Think of a scenario where you set up your annual check-up with your GP of many years, and arrive to find they have retired and there is a new GP in place. With no prior warning, you are surprised, sceptical, and lack loyalty. But what if your GP let you know they were retiring and leaving their practice in capable hands? The chances are higher you would stay with the practice. It is the same for financial advisers’ clients who have to deal with a new adviser. Manage communication well, have up to date and comprehensive records and CRM systems, and once off handovers can work.

5. Handover client relationships in full

Technology and digitalisation has ensured that successors can have easy and quick access to client details and information via CRMs, digital records and product provider platforms. This will reduce the time spent handing over, but may not include all the nuances good client relationships are built on, such as your interpersonal relationships with your clients.

Financial advisers are confidantes of private and personal details, trust has built up over years, and relationships are personal as well as professional. Your successor needs to know how you work and engage with your clients in practise so they can ensure your clients for life become their clients for life and don’t move to another adviser.

6. Make sure you have a retirement plan

Just as you advise your clients to have a retirement plan, make sure you have one in place. Your retirement plan can include selling your business, as well as other retirement savings products. Keep in mind that diversification is one of the key factors in investment success, and use this in your retirement planning by relying on different sources of income – not just the sale of your business.
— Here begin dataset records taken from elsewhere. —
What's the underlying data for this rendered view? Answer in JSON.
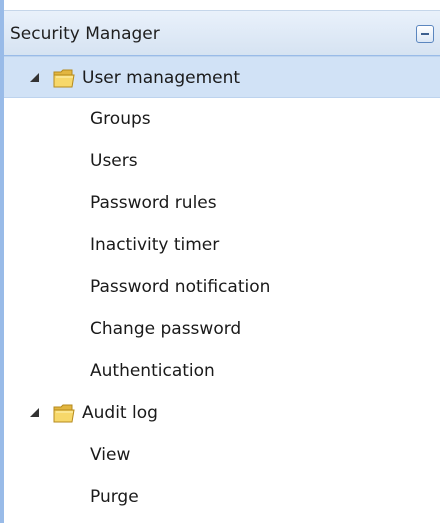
{
  "panel": {
    "title": "Security Manager",
    "collapse_icon": "minus-icon"
  },
  "tree": {
    "groups": [
      {
        "label": "User management",
        "icon": "folder-icon",
        "expanded": true,
        "selected": true,
        "items": [
          {
            "label": "Groups"
          },
          {
            "label": "Users"
          },
          {
            "label": "Password rules"
          },
          {
            "label": "Inactivity timer"
          },
          {
            "label": "Password notification"
          },
          {
            "label": "Change password"
          },
          {
            "label": "Authentication"
          }
        ]
      },
      {
        "label": "Audit log",
        "icon": "folder-icon",
        "expanded": true,
        "selected": false,
        "items": [
          {
            "label": "View"
          },
          {
            "label": "Purge"
          }
        ]
      }
    ]
  },
  "colors": {
    "panel_border": "#99bbe8",
    "header_bg": "#d6e3f2",
    "selected_row_bg": "#d1e2f6",
    "folder_yellow": "#f2c94c"
  }
}
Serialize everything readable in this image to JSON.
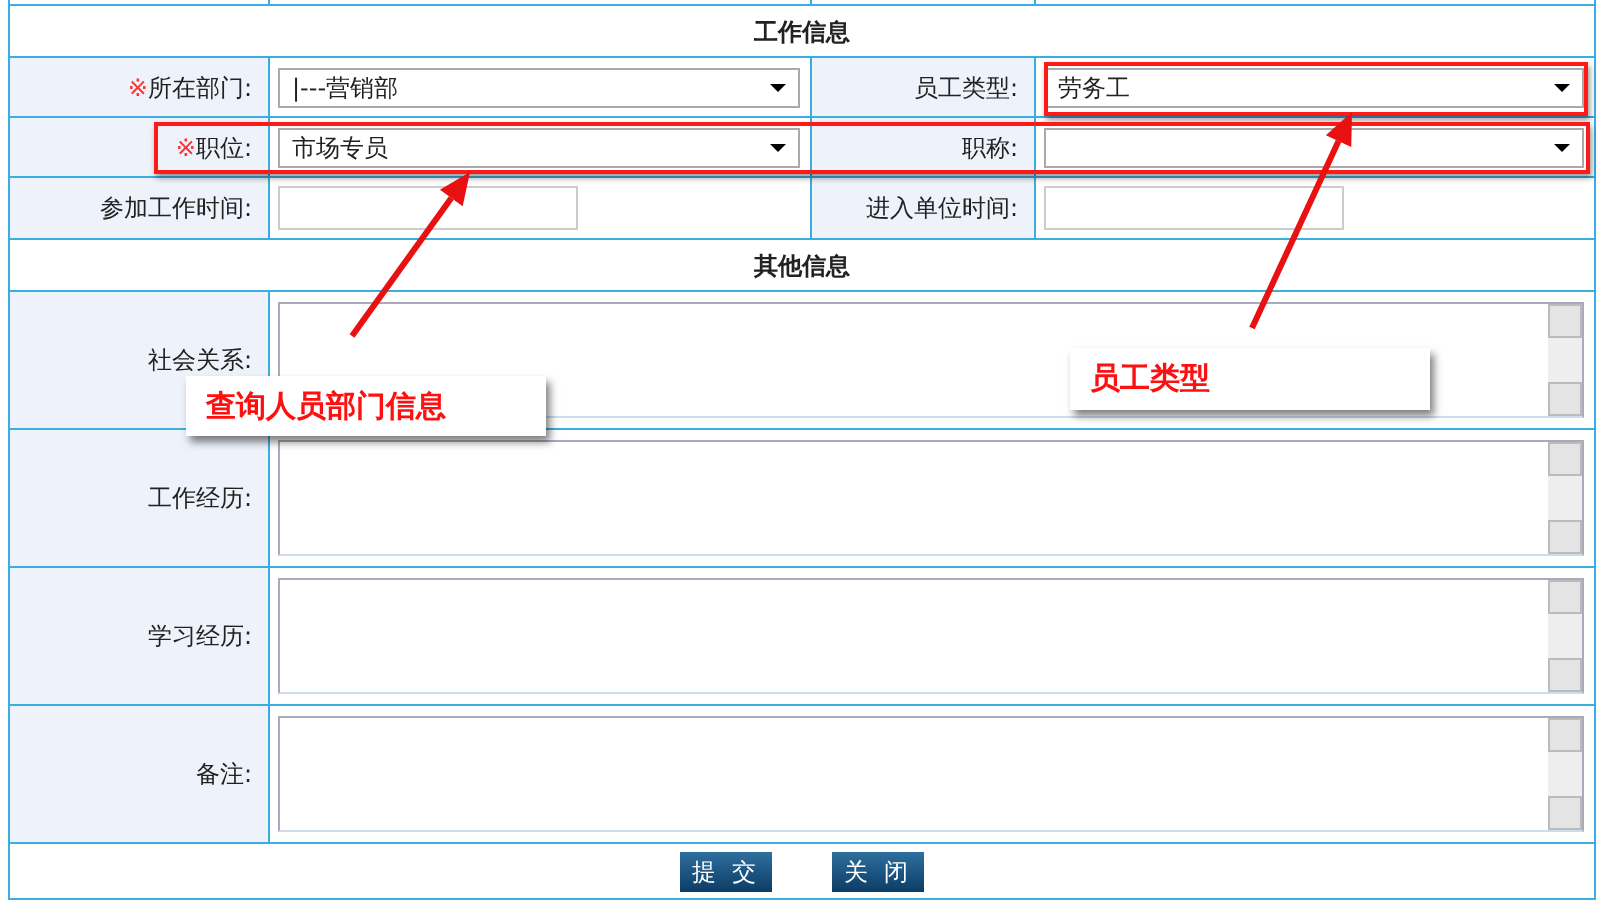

Also keep in mind that values and payment terms can vary, and may not always be what you were relying on for your retirement.

Final thoughts

Succession plans are all about clients, ensuring their needs will be met by another adviser, “as good as or better than you,” says Du Toit. “Research has shown that a well-documented plan will add value to your business.” Reason enough to complete and review your succession plan in the coming months, to make sure you and your clients are well cared for.

The blog contains opinionated information and may not be interpreted to guarantee certain results.